Beliau mencetuskan kaidah tersebut tidak sembarang, tetapi
berdasarkan petunjuk Al-Qur’an, As-Sunnah, bimbingan salaf
salih, karena kondisi dan situasi, dan karena kebutuhan umat

Islam untuk saling mendukung dan membantu dalam menghadapi
musuh mereka yang banyak. Meskipun diantara mereka terjadi
perselisihan dalam banyak hal, tetapi mereka bersatu dalam
menghadapi musuh. Inilah yang diperingatkan dengan keras
oleh Al-Qur’an, yaitu: orang-orang kafir tolong-menolong
antara sesama mereka, sementara orang-orang Islam tidak mau
saling menolong antara sesamanya. Allah berfirman
“Adapun orang-orang kafir, sebagian mereka menjadi pelindung
bagi sebagian yang lain. Jika kamu (hai para muslimin) tidak
melaksanakan apa yang diperintahkan Allah itu, niscaya akan
terjadi kekacauan di muka bumi dan kerusakan yang besar.”
(al Anfal 73)
Makna illaa taf’aluuhu (jika kamu tidak melaksanakan apa
yang telah diperintahkan Allah itu) ialah: jika kamu tidak
saling melindungi dan saling membantu antara sebagian dengan
sebagian lain sebagaimana yang dilakukan orang-orang kafir.

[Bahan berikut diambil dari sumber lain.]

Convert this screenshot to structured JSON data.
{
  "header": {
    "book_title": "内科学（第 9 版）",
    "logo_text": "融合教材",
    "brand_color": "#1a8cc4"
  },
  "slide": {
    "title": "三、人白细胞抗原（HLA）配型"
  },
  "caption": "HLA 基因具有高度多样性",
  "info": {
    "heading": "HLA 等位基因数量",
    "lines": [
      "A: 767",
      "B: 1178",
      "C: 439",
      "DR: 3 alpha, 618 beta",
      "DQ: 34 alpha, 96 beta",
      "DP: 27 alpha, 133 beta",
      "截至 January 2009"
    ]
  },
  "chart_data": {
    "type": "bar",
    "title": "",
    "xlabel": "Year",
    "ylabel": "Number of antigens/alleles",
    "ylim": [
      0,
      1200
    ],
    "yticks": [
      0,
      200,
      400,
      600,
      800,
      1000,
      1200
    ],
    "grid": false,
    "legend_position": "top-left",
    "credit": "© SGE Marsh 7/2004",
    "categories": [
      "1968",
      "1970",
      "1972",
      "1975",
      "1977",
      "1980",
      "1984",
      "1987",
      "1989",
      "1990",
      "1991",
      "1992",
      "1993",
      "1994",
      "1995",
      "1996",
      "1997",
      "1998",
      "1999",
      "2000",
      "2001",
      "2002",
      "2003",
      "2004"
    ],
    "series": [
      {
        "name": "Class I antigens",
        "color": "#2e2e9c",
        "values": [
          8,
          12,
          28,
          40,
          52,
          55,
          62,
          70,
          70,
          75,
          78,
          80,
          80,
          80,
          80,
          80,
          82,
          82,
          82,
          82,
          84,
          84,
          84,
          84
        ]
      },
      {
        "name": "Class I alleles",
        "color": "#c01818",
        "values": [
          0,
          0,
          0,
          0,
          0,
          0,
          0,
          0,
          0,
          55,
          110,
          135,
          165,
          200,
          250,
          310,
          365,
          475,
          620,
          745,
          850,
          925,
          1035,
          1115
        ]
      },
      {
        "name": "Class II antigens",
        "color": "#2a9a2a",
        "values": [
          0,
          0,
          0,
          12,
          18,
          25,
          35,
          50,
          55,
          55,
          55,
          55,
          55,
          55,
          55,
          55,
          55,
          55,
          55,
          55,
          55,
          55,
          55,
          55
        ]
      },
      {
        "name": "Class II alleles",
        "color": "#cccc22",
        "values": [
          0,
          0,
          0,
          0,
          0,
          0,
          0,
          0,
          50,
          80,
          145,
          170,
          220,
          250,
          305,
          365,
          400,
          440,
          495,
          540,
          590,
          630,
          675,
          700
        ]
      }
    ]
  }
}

Jika itu tidak dilakukan, niscaya akan terjadi kekacauan dan
kerusakan yang besar di muka bumi. Sebab, orang-orang kafir
itu mempunyai sikap saling membantu, saling mendukung, dan
saling melindungi yang sangat kuat diantara sesama mereka,
terutama dalam menghadapi kaum muslimin yang berpecah-pecah
dan saling merendahkan sesamanya.
Karena itu, tidak ada cara lain bagi orang yang hendak
memperbaiki Islam kecuali menyeru umat Islam untuk bersatu
padu dan tolong-menolong dalam menghadapi kekuatan-kekuatan
musuh Islam.
Apakah cendekiawan muslim yang melihat kerja sama dan
persekongkolan Yahudi internasional, misionaris Barat,
komunis dunia, dan keberhalaan Timur di luar dunia Islam,
dapat merajut kelompok-kelompok dalam dunia Islam yang
menyempal dari umat Islam? Mampukah mereka menyeru ahli
kiblat untuk bersatu dalam satu barisan guna menghadapi
kekuatan musuh yang memiliki senjata, kekayaan, strategi,
dan program untuk menghancurkan umat Islam, baik secara
material maupun spiritual?
Begitulah, para muslih menyambut baik kaidah ini dan
antusias untuk melaksanakannya. Yang paling mencolok untuk
merealisasikan hal itu ialah al-Imam asy-Syahid Hasan
al-Bana, sehingga banyak orang al-Ikhwan yang mengira bahwa
beliaulah yang menelorkan kaidah ini.
Adapun masalah bagaimana kita akan tolong-menolong dengan
ahli-ahli bid’ah dan para penyeleweng, maka sudah dikenal
bahwa bid’ah itu bermacam-macam dan bertingkat-tingkat. Ada
bid’ah yang berat dan ada yang ringan, ada bid’ah yang
menjadikan pelakunya kafir dan ada pula bid’ah yang tidak
sampai mengeluarkan pelakunya dari agama Islam, meskipun
kita menghukuminya bid’ah dan menyimpang.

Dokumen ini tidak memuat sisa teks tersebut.